Mach Effect Thruster still works as Tajmar team made substantial mistakes in their tests

The Nasa Space flight forum has a report on the Mach Effect Thruster test.

Above is what Woodward hopes to eventually build for propellentless space travel


Here is the kind of device they are testing now

February 2018, James Woodward loaned a good Mach Effect Thruster (accompanied by a specially designed isolation transformer) to Martin Tajmar at TU Dresden, Germany.

But for an unknown reason Tajmar and his team didn’t use the mandatory stepup/isolation transformer: Therefore they operated the device at the wrong frequency, one that could never trigger any thrust signature.

Even worse: as the Dresden team saw nothing conclusive, they increased the voltage for too long and the temperature in the PZT stacks, so they also managed to toast the initially good-working device before returning it to Woodward in California four months later.

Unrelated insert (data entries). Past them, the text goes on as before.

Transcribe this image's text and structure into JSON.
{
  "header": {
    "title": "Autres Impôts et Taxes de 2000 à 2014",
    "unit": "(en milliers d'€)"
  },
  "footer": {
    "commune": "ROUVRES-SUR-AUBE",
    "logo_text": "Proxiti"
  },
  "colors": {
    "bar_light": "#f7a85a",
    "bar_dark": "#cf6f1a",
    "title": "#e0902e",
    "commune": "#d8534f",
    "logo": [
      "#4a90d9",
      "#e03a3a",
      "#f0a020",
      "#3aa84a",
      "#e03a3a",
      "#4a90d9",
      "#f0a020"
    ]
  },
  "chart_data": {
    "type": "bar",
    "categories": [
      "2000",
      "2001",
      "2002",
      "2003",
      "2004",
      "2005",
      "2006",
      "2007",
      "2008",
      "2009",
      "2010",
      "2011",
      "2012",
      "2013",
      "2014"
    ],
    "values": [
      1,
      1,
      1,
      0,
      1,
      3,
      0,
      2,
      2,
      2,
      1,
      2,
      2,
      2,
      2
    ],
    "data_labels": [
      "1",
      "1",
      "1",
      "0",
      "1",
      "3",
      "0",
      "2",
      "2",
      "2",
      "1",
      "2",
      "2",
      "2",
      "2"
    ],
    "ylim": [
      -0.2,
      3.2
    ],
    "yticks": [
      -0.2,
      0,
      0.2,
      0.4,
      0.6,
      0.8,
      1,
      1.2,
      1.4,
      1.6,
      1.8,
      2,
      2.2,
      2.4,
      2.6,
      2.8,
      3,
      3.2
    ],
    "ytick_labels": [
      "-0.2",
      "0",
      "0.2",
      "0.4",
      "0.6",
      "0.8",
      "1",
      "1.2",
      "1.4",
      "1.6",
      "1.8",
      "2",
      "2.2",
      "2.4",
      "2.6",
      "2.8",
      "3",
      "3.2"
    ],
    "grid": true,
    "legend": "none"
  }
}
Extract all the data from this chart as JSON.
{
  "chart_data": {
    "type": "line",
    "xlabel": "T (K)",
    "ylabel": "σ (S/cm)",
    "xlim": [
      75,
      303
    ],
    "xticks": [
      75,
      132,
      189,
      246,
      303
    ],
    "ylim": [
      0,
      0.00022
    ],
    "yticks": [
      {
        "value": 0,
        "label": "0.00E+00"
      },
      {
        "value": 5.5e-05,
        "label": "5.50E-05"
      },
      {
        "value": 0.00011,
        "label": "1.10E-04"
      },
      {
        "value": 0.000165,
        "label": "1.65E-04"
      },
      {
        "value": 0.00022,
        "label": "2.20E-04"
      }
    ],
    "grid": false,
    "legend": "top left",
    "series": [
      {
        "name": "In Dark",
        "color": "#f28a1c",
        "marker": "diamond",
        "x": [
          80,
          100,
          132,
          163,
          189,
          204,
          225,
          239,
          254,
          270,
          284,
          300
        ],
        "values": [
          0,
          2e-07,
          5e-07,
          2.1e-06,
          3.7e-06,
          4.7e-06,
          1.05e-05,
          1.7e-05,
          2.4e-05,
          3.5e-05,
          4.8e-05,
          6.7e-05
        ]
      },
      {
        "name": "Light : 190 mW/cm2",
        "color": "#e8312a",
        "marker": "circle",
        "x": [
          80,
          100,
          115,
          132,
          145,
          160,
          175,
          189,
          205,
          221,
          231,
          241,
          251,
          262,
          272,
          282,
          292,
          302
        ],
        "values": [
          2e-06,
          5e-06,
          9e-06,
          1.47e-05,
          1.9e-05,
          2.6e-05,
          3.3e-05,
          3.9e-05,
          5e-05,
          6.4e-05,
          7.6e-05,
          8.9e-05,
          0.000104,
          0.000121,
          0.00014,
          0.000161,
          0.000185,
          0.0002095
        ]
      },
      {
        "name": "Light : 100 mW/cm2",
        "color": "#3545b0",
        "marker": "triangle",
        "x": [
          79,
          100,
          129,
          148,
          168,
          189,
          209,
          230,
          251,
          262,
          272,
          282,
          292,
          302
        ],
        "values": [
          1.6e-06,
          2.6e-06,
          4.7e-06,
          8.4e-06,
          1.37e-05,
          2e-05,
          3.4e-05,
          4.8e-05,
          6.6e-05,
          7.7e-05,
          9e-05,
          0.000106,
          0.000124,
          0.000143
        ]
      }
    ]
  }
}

Martin Tajmar previously had good results on an 18 year old test device he had received from Woodward.

71 slide powerpoint lays out the tests that Woodwards team did to show that Martin Tajmar and his team made mistaken tests.

Woodward team did not know the details of Martin’s lab at Dresden but Woodward knew Tajmar to be a careful experimenter and gifted at getting the latest, best equipment for his lab. Indeed, from his Sevilla conference paper, and the following slides, it is easy to see that their assumptions regarding his lab were justified.

Running without the transformer had led them to run at the wrong frequency. But this aside, those in the popular and semi-popular press latched onto his ambiguous low power results and took them to be grounds for claiming that Mach effects had been falsified. Most of the press attention was lavished on the EM drive for there is no plausible physics to explain its operation should real thrust actually be generated in it. Mach effects were collateral damage. So the question is: what would Martin and students have seen if they had run the device at the correct frequency with a voltage amplitude two to two and a half times the 75 volts they used?

The condition of the demo device when returned was different from that when sent. It had obviously been subjected to a thermal event. The power circuit was falling off the device and its insulation had been singed. The epoxy encapsulation of the PZT stack showed discoloration characteristic of thermal shock. The power wiring was reattached. To my surprise, the device, when tested, worked. Not as well as before sent. But well enough to warrant serious refurbishment.

Piezzoelectrical materials are “ferroelectrical”, for, like ferromagnetic materials, when heated above a “Curie” temperature, they lose their polarization (imprinted on them at fabrication) and cease to show electromechanically inducable behavior. This behavior is critical to the operation of a Mach effect thruster as theory says that the rest mass fluctuations needed are only produced when the “internal” energy of an extended accelerating body changes.

Lead zirconium titanate – so-called “PZT” – is the preferred material for making stacks of (sintered powder and “poled”) crystals designed for operation in the tens of kilohertz range. The stacks must be preloaded, or otherwise they would tear themselves apart when operated at high power. Along with other technical considerations we gloss here, these considerations lead to the construction of devices like that shown in the next slide, the device sent to Dresden for testing.

Over the years two run protocols have been developed by Woodward and his team:

* One involves a sweep of a range of frequencies, used to search for auspicious resonances that amplify the effects that produce thrust. It consists of selecting some frequency and specifying a range of frequencies to be swept. The device is turned on at the center frequency of the sweep for 2 or 3 seconds before the sweep is initiated and again for 2 or 3 seconds at center frequency after the sweep is terminated. This is shown schematically in the next slide.

* The other is operation at constant frequency for sufficient time to allow the balance to settle, about 5 seconds, so that any steady thrust present can manifest itself. In the following runs 8 seconds was chosen, long enough to show steady thrust, but short enough to minimize heating.